I’m pretty new to analyzing IPUMS data and want to make sure I’m using the data correctly. I’m trying to get a read on the number of people who report weekly earnings above and below a certain threshold (in this case, $500), broken down by sex. For this, I’m using CPS monthly data since 2019. My extract includes the following variables: SEX, LABFORCE, EARNWT and EARNWEEK, and below is my code in R.
cps_data %>%
mutate(EARNWEEK_2 = as.numeric(as.character(cps_data$EARNWEEK))) %>%
mutate(earn_bins = ifelse(cps_data$EARNWEEK_2 <= 500, 'under 500', 'over 500')) %>% #bin weekly earnings into those making above and below $500
filter(LABFORCE == 2 & EARNWEEK != 9999.99) %>% #exclude those not in the labor force and EARNWEEK NIUs
group_by(YEAM = paste(YEAR, MONTH, sep = '-'), SEX_factor = as_factor(SEX), earn_bins) %>% #group by year/month and sex
summarize(n = sum(EARNWT), EARNWEEK_avg = weighted.mean(EARNWEEK, EARNWT)) #summarize using EARNWT
First, does my methodology seem sound?

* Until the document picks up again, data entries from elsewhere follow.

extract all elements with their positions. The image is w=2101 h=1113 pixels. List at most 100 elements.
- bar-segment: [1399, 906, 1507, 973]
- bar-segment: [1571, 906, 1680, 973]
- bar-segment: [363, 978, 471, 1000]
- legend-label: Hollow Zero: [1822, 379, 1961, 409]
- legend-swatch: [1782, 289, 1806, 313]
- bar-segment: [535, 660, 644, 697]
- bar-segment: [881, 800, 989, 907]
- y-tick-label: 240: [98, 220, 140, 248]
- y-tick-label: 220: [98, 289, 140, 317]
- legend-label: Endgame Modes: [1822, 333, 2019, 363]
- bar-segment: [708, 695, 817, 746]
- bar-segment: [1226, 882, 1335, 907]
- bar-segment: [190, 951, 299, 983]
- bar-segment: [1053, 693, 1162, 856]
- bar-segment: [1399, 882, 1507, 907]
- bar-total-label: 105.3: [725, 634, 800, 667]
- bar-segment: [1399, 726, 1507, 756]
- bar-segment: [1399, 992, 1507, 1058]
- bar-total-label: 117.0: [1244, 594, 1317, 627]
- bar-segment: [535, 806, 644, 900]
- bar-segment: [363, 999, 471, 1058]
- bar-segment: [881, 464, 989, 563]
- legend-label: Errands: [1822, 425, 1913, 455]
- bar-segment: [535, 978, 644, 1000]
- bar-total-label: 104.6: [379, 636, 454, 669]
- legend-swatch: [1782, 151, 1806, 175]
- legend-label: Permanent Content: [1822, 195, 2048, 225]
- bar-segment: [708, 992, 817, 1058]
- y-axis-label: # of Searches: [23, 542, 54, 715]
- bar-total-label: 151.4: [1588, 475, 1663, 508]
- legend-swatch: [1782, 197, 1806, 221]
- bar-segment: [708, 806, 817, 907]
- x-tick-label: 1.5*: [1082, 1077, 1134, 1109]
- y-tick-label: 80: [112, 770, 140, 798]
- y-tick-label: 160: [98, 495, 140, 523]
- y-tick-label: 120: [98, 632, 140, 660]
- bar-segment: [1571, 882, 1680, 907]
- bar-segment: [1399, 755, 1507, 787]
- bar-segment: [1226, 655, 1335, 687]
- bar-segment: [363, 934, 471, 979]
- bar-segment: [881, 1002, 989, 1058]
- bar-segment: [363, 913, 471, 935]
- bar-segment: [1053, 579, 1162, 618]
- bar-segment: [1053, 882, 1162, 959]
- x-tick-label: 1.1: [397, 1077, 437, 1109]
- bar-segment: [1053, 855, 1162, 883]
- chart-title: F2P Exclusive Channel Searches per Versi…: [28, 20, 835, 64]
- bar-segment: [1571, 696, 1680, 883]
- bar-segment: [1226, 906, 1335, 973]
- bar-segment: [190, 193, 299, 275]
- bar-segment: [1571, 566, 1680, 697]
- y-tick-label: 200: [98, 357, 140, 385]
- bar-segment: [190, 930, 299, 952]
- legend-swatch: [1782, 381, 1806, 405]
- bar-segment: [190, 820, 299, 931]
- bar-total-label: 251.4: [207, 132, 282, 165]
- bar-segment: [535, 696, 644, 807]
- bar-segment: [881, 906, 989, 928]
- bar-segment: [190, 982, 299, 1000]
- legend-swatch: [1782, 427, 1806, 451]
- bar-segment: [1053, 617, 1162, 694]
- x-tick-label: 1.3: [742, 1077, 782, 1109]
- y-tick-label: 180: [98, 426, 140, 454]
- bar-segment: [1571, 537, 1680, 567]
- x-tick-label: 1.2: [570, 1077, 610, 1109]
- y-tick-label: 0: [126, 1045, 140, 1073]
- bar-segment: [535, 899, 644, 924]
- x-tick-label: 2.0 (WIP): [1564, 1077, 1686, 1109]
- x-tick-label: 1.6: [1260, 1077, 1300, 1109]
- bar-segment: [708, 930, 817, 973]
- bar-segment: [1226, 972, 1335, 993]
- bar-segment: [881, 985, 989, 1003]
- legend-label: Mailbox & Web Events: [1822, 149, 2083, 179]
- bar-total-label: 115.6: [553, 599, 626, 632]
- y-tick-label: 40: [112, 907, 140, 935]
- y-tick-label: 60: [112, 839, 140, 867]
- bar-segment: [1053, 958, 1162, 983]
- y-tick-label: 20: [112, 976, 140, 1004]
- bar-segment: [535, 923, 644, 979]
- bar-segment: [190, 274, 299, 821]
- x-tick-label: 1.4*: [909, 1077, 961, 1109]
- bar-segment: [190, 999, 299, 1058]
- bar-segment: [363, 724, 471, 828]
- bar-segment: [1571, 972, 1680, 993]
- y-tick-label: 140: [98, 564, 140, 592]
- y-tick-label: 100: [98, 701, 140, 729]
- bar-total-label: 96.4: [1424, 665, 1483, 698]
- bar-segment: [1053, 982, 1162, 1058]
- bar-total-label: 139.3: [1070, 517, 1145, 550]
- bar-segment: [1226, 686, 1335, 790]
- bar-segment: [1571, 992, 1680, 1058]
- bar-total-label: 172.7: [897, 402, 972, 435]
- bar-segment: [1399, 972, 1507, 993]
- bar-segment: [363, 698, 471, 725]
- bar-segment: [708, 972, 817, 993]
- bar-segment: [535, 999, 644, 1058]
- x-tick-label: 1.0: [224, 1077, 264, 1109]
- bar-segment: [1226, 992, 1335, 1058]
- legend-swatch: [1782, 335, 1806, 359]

I’m surprised at the monthly variability of the data. It’s not out of the realm, but choppier than I would have guessed.
Second, I’m wondering why the monthly totals don’t match other sources. For example, the BLS has some 75 million women aged 16+ in the labor force as of February, and my analysis has only 65 million. Is this discrepancy likely due to the way CPS data categorizes workers?